Adelina's mind raced.
It was insane. The entire proposition was insane. A marriage of convenience with a man she'd met less than an hour ago—a man who had *kidnapped* her to make his offer.
And yet...
*No children. No marital duties. The right to divorce after three years.*
It was everything she had desperately, secretly wished for. A way out that didn't require her to become her mother.
"Why should I trust you?" The question emerged rougher than intended. "You've already proven yourself willing to deceive and manipulate. You sabotaged my carriage. You *abducted* me."
"I prefer the term 'strategic interception,'" Alexio said mildly. "And as for trust—you shouldn't. Not blindly. That's why everything is in writing." He gestured toward the contract. "Every promise I've made is legally binding. If I violate any clause, you'll have grounds for immediate divorce *and* substantial financial compensation."
He sat back, spreading his hands in a gesture of openness.
"I'm not asking you to trust my character, Princess. I'm asking you to trust the contract. Trust that I value my word—and my reputation—too much to break it."
Adelina looked down at the document again.
The paper felt impossibly heavy in her hands. The weight of her entire future, condensed into ten numbered clauses.
"I need time," she said finally. "To think."
Something flickered in Alexio's expression—satisfaction, perhaps, or anticipation.
"Of course." He inclined his head gracefully. "Take all the time you need.
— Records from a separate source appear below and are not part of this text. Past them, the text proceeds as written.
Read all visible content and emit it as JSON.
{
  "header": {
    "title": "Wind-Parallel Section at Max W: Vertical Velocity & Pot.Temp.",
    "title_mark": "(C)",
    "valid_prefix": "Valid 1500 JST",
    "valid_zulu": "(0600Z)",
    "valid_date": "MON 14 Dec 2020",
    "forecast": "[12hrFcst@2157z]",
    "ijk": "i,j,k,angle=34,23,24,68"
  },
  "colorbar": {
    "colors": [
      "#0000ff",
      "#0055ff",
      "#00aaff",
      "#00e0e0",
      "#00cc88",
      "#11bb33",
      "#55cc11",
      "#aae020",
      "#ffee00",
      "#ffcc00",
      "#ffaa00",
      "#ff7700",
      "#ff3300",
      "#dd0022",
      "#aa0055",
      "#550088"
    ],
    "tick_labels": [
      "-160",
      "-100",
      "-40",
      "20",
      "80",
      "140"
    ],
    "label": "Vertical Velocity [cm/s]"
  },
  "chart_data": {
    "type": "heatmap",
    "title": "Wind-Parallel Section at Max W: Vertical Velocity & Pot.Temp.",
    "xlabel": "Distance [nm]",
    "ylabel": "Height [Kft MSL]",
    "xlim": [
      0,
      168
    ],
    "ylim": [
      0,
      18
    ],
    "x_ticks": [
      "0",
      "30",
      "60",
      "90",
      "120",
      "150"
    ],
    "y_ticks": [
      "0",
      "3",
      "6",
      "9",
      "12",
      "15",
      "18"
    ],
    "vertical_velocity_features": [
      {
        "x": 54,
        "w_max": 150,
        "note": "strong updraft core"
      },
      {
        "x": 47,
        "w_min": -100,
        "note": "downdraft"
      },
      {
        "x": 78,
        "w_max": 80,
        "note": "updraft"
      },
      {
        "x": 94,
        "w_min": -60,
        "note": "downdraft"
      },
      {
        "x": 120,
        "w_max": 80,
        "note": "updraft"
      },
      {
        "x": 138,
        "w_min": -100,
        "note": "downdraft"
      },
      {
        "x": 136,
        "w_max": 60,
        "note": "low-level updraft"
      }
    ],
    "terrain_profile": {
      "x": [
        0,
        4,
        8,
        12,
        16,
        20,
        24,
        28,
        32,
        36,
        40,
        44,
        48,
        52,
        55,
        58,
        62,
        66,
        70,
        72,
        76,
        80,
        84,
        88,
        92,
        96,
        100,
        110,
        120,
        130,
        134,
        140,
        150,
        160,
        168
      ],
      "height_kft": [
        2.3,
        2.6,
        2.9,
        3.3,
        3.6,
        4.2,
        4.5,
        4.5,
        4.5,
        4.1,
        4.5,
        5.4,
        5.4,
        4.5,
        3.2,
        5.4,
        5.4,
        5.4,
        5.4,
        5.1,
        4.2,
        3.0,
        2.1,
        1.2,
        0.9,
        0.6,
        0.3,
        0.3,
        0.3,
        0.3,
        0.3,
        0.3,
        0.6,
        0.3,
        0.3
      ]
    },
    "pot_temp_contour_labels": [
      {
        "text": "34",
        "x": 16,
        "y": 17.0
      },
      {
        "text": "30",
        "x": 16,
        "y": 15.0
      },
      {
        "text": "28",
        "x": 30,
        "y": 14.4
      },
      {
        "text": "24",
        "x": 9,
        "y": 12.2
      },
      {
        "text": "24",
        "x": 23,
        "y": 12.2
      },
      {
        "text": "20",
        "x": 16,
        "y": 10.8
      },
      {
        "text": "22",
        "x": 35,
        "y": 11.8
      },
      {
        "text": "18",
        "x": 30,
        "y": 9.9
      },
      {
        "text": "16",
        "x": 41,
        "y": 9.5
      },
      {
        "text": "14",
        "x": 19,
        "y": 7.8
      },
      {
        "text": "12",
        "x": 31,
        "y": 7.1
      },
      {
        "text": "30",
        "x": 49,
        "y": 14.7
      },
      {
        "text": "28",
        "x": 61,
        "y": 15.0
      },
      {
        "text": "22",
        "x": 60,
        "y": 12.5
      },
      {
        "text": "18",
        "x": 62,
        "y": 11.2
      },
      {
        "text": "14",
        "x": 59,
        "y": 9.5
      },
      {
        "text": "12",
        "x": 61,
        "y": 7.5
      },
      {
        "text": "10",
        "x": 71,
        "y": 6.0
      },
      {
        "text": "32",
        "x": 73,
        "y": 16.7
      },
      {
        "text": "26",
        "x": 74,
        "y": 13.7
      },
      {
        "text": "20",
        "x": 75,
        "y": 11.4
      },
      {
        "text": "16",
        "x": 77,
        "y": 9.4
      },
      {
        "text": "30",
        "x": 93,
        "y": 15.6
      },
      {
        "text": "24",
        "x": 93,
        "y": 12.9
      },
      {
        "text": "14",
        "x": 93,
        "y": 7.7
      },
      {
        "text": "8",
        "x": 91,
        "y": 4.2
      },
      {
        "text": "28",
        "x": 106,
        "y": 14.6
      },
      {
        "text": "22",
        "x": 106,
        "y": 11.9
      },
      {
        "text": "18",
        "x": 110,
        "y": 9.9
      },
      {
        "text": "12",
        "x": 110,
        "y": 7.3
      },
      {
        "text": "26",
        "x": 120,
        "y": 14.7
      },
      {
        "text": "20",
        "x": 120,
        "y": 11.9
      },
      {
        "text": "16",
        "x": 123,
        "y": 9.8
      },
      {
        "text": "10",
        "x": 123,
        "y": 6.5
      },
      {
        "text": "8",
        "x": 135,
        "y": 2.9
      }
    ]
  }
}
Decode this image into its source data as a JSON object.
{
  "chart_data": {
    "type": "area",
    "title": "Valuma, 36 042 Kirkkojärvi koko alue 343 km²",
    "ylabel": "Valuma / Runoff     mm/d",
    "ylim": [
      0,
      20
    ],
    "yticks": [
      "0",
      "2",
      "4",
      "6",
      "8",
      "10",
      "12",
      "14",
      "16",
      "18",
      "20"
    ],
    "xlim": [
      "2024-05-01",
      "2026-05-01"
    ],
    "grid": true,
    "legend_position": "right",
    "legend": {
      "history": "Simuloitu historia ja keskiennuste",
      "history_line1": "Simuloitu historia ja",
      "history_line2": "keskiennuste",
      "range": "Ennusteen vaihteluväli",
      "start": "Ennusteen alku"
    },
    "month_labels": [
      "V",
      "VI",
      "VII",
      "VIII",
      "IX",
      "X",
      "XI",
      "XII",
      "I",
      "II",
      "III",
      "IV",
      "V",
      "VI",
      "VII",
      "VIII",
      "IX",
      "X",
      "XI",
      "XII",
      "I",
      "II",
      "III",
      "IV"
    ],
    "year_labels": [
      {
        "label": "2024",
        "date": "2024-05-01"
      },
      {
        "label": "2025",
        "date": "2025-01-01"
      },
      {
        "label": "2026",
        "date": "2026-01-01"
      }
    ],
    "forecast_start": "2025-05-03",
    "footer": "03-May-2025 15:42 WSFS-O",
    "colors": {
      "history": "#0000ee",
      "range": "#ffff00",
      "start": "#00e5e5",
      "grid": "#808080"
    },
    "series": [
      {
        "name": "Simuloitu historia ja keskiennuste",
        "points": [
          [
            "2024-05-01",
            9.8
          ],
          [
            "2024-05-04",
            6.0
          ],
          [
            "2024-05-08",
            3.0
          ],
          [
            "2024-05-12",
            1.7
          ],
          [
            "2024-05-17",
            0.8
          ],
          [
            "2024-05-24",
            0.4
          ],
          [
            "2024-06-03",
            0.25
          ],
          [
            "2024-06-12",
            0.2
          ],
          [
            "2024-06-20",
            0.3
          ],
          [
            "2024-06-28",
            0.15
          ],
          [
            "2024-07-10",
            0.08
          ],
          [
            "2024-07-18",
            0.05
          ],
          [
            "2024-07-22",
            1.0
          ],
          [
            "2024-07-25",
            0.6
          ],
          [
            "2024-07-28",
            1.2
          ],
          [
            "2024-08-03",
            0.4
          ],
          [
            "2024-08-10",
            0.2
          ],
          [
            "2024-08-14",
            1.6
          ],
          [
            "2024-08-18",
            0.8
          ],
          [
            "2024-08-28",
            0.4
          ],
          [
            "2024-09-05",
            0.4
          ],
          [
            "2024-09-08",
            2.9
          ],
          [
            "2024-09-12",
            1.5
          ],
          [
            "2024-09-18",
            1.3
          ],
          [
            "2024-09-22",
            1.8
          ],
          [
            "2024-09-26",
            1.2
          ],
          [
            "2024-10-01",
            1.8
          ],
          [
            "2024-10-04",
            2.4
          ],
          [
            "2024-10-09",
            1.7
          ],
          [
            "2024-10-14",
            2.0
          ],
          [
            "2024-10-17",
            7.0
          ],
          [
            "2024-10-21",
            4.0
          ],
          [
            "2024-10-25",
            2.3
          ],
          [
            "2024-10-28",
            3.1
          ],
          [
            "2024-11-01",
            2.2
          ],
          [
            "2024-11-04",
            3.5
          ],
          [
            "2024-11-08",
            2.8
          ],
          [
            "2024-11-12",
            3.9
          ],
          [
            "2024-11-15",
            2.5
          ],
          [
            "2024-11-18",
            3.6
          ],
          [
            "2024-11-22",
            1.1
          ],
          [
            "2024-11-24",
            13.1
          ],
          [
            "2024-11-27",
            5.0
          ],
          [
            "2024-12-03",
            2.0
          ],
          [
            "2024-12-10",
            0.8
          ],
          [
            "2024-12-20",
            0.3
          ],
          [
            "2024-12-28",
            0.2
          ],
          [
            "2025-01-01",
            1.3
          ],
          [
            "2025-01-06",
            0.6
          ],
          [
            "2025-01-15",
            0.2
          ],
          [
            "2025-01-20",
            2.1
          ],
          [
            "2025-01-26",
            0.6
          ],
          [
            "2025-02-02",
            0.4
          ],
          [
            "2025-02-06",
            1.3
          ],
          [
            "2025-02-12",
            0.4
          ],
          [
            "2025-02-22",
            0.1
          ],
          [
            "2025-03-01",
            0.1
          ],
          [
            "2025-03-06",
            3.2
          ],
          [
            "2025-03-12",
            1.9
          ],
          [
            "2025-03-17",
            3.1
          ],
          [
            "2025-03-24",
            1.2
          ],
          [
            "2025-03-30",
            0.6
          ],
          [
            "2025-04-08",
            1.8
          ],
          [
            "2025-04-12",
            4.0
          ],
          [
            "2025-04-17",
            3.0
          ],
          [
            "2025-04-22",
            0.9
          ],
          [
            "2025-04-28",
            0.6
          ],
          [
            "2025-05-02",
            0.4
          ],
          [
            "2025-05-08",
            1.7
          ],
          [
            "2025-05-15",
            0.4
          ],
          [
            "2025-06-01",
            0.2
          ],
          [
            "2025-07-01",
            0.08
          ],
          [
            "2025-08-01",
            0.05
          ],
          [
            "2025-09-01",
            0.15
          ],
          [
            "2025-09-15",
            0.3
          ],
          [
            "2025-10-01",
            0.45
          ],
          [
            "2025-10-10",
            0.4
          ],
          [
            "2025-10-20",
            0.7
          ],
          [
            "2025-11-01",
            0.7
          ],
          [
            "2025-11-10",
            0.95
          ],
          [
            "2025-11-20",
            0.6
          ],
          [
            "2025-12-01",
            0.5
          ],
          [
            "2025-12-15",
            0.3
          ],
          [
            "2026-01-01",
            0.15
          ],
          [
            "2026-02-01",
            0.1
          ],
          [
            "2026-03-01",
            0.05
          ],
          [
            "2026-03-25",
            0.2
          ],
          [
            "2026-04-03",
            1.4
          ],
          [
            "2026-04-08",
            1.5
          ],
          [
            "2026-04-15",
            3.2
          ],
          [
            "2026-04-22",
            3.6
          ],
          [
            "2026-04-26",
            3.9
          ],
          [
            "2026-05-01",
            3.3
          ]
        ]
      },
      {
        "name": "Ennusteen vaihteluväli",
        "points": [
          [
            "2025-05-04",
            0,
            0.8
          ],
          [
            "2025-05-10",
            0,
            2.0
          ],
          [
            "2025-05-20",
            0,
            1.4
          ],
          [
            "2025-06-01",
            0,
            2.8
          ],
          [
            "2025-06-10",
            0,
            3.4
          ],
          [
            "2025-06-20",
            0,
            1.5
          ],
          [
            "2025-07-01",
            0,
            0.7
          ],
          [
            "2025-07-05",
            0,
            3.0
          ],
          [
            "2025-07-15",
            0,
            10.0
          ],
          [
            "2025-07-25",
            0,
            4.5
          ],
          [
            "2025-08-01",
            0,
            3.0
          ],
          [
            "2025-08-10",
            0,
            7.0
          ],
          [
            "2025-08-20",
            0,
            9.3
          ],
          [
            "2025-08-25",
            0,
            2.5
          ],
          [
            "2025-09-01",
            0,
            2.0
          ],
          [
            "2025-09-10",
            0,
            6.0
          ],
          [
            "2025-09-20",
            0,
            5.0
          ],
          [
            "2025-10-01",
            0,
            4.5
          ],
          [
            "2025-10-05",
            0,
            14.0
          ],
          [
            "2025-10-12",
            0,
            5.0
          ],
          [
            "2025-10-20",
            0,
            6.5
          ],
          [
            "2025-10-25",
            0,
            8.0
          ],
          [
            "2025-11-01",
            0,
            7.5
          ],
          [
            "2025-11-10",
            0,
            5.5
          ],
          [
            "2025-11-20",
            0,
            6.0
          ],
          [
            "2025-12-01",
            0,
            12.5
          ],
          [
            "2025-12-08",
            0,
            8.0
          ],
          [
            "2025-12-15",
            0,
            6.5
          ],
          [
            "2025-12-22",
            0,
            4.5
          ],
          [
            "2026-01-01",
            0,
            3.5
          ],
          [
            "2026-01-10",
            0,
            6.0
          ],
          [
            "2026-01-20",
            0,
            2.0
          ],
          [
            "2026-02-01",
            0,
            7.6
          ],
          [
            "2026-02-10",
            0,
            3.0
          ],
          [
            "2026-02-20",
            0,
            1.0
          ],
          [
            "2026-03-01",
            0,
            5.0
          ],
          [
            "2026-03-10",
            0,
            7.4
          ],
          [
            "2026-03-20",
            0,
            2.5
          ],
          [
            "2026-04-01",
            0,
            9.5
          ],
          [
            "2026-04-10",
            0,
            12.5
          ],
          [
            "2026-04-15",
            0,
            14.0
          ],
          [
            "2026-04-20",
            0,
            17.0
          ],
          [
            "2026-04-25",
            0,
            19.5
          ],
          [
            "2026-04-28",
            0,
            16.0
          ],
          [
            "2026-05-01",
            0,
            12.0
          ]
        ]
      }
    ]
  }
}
I'll have you delivered safely to the Rossi estate, as promised."
He paused, and that predatory smile returned.
"But don't take *too* long, Princess. My stepmother moves quickly. And I would hate for you to find yourself married to my brother before you've had a chance to consider the alternative."
The carriage continued through the storm, rain hammering against the roof like a thousand tiny fists.
And Adelina sat in silence, clutching a contract that promised her something she had never dared to imagine.